# One dimensional potential well

1. Oct 23, 2014

### jimmycricket

1. The problem statement, all variables and given/known data
A particle of mass m is confined in a one dimensional well by a potential V. The energy eigenvalues are
$$E_{n}=\frac{\hbar^2n^2\pi^2}{2mL^2}$$
and the corresponding normalized eigenstates are
$$\Phi_{n}=\sqrt{\frac{2}{L}}sin(\frac{n\pi x}{L})$$
At time t=0 the particle is in the ground state. Find the probability that the particle is between x=0 and x=L/6.
Explain why this probbility does not depend on time.

2. Relevant equations

3. The attempt at a solution
I have found the probability to be $$\frac{1}{6}-\frac{\sqrt{3}}{4\pi}$$
My question is why the probability does not depend on time.
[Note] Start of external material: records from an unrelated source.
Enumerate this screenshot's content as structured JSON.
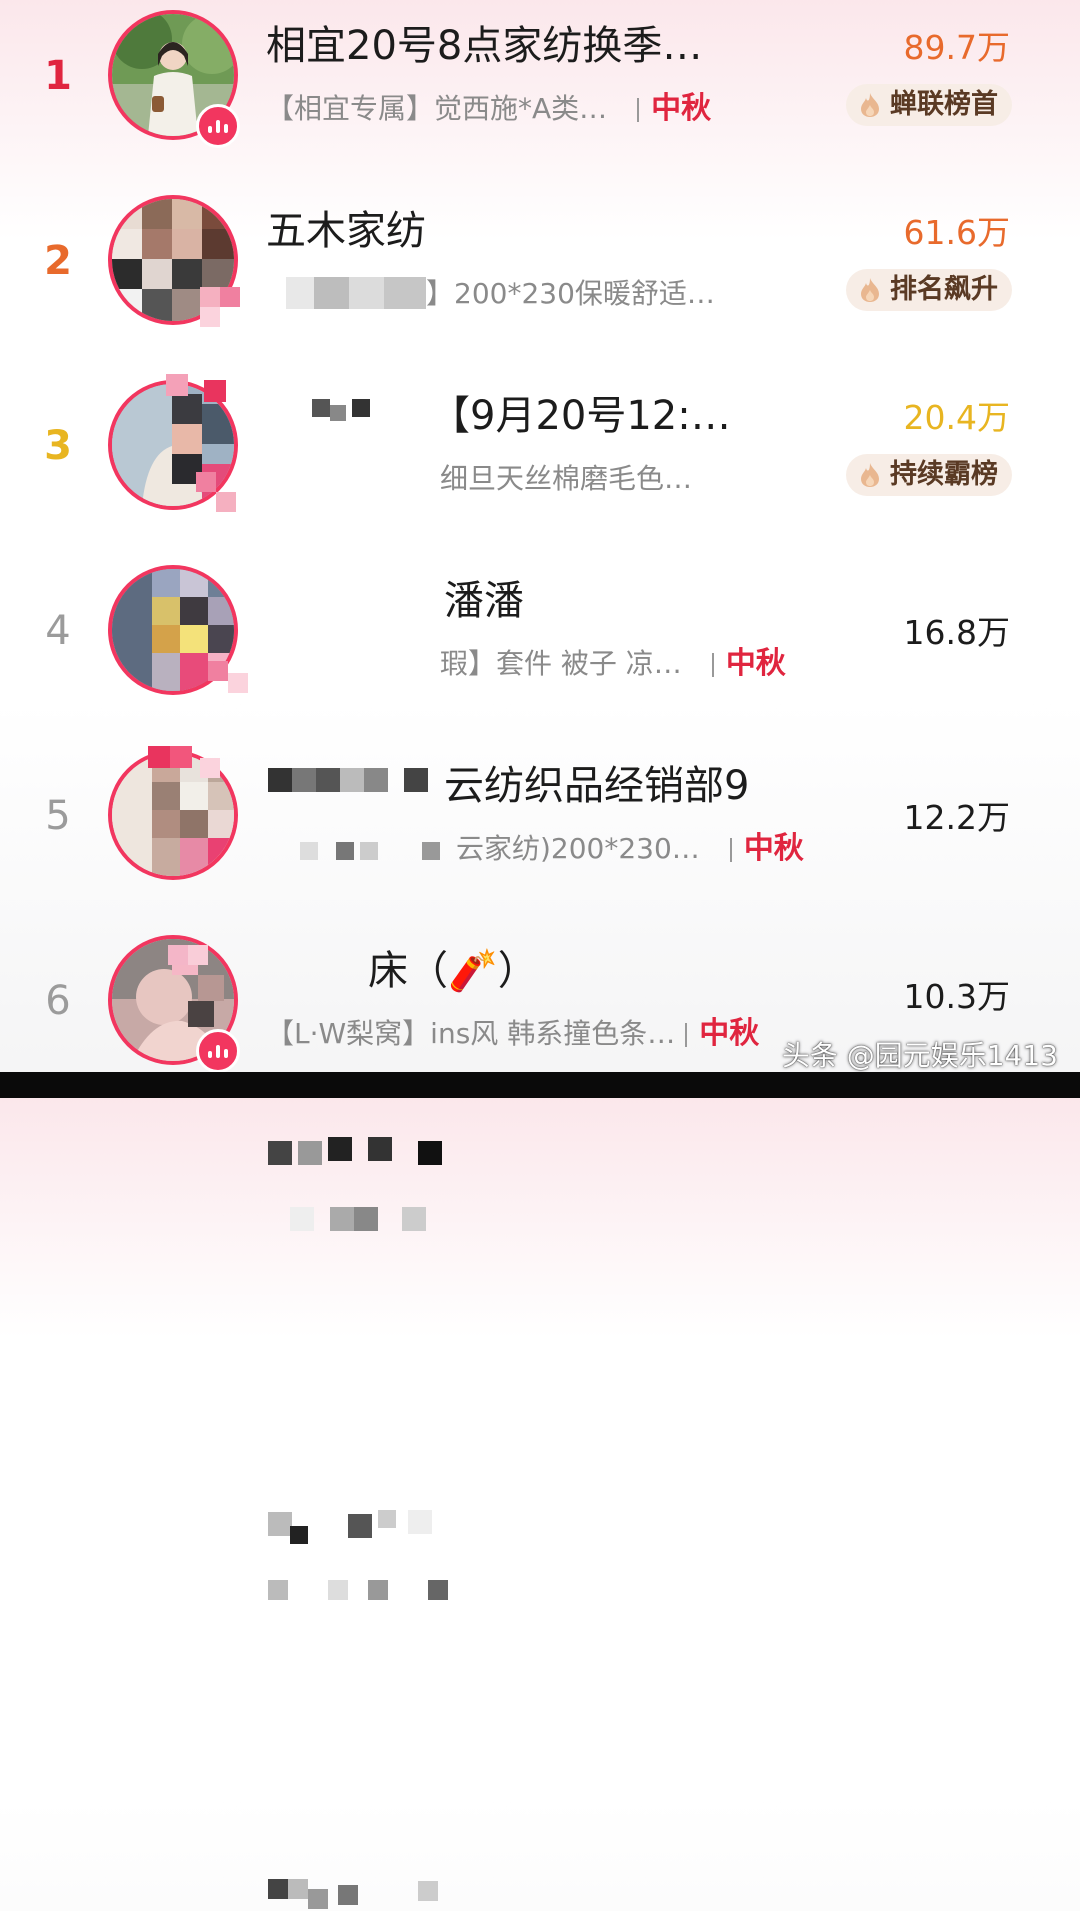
{
  "colors": {
    "rank1": "#e0253f",
    "rank2": "#e86a2c",
    "rank3": "#e8b521",
    "rank_other": "#9b9b9b",
    "accent": "#f2365f",
    "amount_hot": "#e86a2c",
    "amount_third": "#e8b521"
  },
  "items": [
    {
      "rank": "1",
      "title": "相宜20号8点家纺换季…",
      "subtitle": "【相宜专属】觉西施*A类…",
      "tag": "中秋",
      "amount": "89.7万",
      "badge": "蝉联榜首"
    },
    {
      "rank": "2",
      "title": "五木家纺",
      "subtitle": "】200*230保暖舒适…",
      "tag": "",
      "amount": "61.6万",
      "badge": "排名飙升"
    },
    {
      "rank": "3",
      "title": "【9月20号12:…",
      "subtitle": "细旦天丝棉磨毛色…",
      "tag": "",
      "amount": "20.4万",
      "badge": "持续霸榜"
    },
    {
      "rank": "4",
      "title": "潘潘",
      "subtitle": "瑕】套件 被子 凉…",
      "tag": "中秋",
      "amount": "16.8万",
      "badge": ""
    },
    {
      "rank": "5",
      "title": "云纺织品经销部9",
      "subtitle": "云家纺)200*230…",
      "tag": "中秋",
      "amount": "12.2万",
      "badge": ""
    },
    {
      "rank": "6",
      "title": "床（🧨）",
      "subtitle": "【L·W梨窝】ins风 韩系撞色条…",
      "tag": "中秋",
      "amount": "10.3万",
      "badge": ""
    }
  ],
  "watermark": "头条 @园元娱乐1413"
}
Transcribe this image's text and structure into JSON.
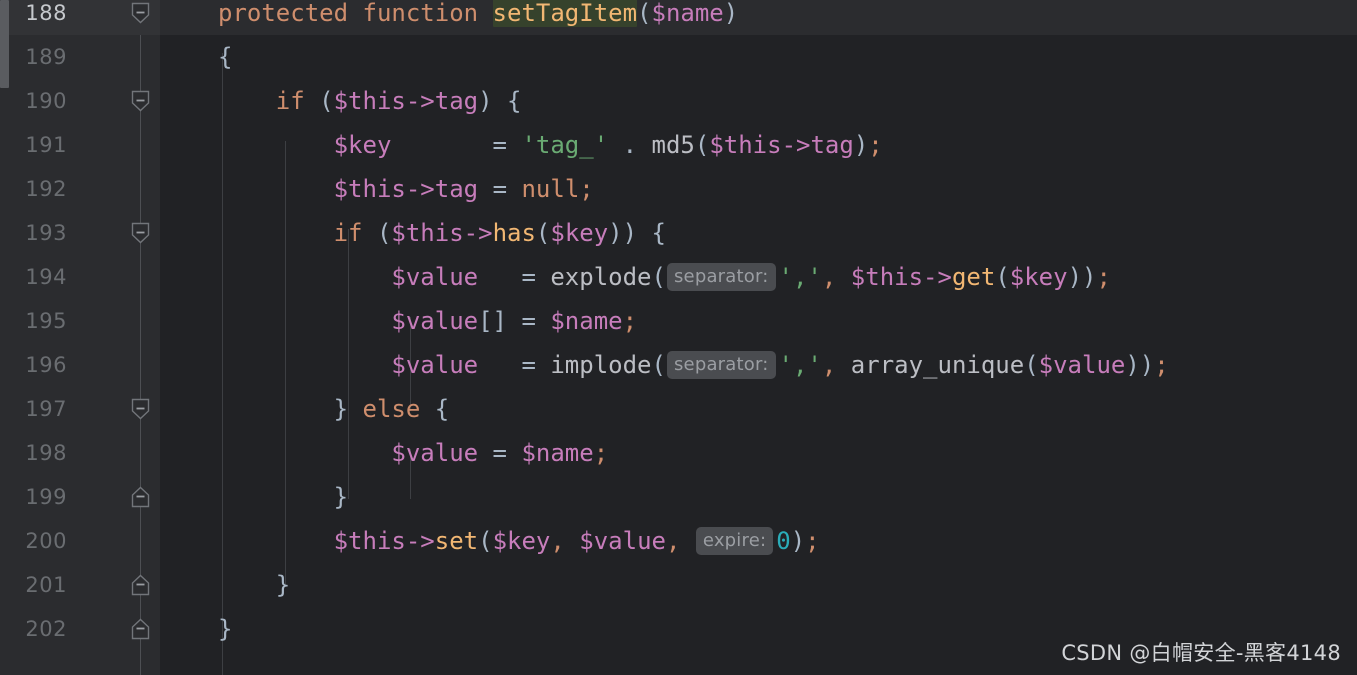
{
  "editor": {
    "language": "PHP",
    "theme": "Darcula",
    "background_color": "#212225",
    "gutter_color": "#2b2c2f",
    "current_line_color": "#2b2c2f",
    "first_visible_line": 188,
    "last_visible_line": 202,
    "current_line": 188,
    "docblock_tail": "/"
  },
  "palette": {
    "keyword": "#cf8e6d",
    "function_name": "#f2b773",
    "variable": "#c77dbb",
    "string": "#6aab73",
    "number": "#2aacb8",
    "punctuation": "#a9b7c6",
    "default_text": "#bcbec4",
    "inlay_hint_bg": "#4a4c50",
    "inlay_hint_text": "#9b9ea3",
    "identifier_highlight_bg": "#36422c",
    "line_number": "#6a6d71",
    "line_number_current": "#c6c9cd",
    "indent_guide": "#3d3f43",
    "lightbulb": "#f0a732",
    "scrollbar_thumb": "#5a5c60"
  },
  "gutter": {
    "icons": [
      {
        "line": 188,
        "name": "intention-bulb-icon",
        "type": "lightbulb"
      }
    ],
    "line_numbers": [
      188,
      189,
      190,
      191,
      192,
      193,
      194,
      195,
      196,
      197,
      198,
      199,
      200,
      201,
      202
    ],
    "fold_markers": [
      {
        "line": 188,
        "direction": "expanded-start"
      },
      {
        "line": 190,
        "direction": "expanded-start"
      },
      {
        "line": 193,
        "direction": "expanded-start"
      },
      {
        "line": 197,
        "direction": "expanded-start"
      },
      {
        "line": 199,
        "direction": "expanded-end"
      },
      {
        "line": 201,
        "direction": "expanded-end"
      },
      {
        "line": 202,
        "direction": "expanded-end"
      }
    ]
  },
  "code": {
    "lines": [
      {
        "n": 188,
        "text": "    protected function setTagItem($name)"
      },
      {
        "n": 189,
        "text": "    {"
      },
      {
        "n": 190,
        "text": "        if ($this->tag) {"
      },
      {
        "n": 191,
        "text": "            $key       = 'tag_' . md5($this->tag);"
      },
      {
        "n": 192,
        "text": "            $this->tag = null;"
      },
      {
        "n": 193,
        "text": "            if ($this->has($key)) {"
      },
      {
        "n": 194,
        "text": "                $value   = explode(separator: ',', $this->get($key));"
      },
      {
        "n": 195,
        "text": "                $value[] = $name;"
      },
      {
        "n": 196,
        "text": "                $value   = implode(separator: ',', array_unique($value));"
      },
      {
        "n": 197,
        "text": "            } else {"
      },
      {
        "n": 198,
        "text": "                $value = $name;"
      },
      {
        "n": 199,
        "text": "            }"
      },
      {
        "n": 200,
        "text": "            $this->set($key, $value, expire: 0);"
      },
      {
        "n": 201,
        "text": "        }"
      },
      {
        "n": 202,
        "text": "    }"
      }
    ]
  },
  "tokens": {
    "kw_protected": "protected",
    "kw_function": "function",
    "kw_if": "if",
    "kw_else": "else",
    "kw_null": "null",
    "fn_setTagItem": "setTagItem",
    "fn_has": "has",
    "fn_get": "get",
    "fn_set": "set",
    "fn_md5": "md5",
    "fn_explode": "explode",
    "fn_implode": "implode",
    "fn_array_unique": "array_unique",
    "var_name": "$name",
    "var_key": "$key",
    "var_value": "$value",
    "var_this": "$this",
    "prop_tag": "tag",
    "str_tag_prefix": "'tag_'",
    "str_comma": "','",
    "num_zero": "0"
  },
  "inlay_hints": [
    {
      "line": 194,
      "label": "separator:"
    },
    {
      "line": 196,
      "label": "separator:"
    },
    {
      "line": 200,
      "label": "expire:"
    }
  ],
  "watermark": {
    "text": "CSDN @白帽安全-黑客4148"
  }
}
Is it because the particle is in the ground state?

2. Oct 23, 2014

### ShayanJ

The answer lies in the form of time dependence of the ground state(Or any other energy eigenstate).
I can explain it to you but I don't feel good about just handing the answer to you. I would do it if it was hard to answer the question but here things are simple and you should just think about the form of time dependence and the process of calculating probabilities.

3. Oct 23, 2014

### jimmycricket

I appreciate it may be a simple concept to you but I don't know where to look for this information. I don't want an answer handed on a plate but maybe some hints for further reading that could lead me to it myself

4. Oct 23, 2014

### ShayanJ

You mean you don't know about time-dependent Schrodinger equation and the process of separation of variables to get time-independent Schrodinger equation??? Its a bad idea to ignore these in a QM course!!!
Anyway, you should just study the things I mentioned from your textbook. Then it will be clear(and relatively easy) to you too.

P.S.
If you had an introduction to those things, you didn't learn them well, so you should again go and study them.

5. Oct 23, 2014

### jimmycricket

thanks. I'll go and read up a bit

6. Oct 23, 2014

### jimmycricket

would you suggest any particularly good texts to read?

7. Oct 23, 2014

### ShayanJ

All introductory textbooks on QM cover that. But I think Quantum Mechanics:Concepts and Applications by Nouredin Zettili is a good choice.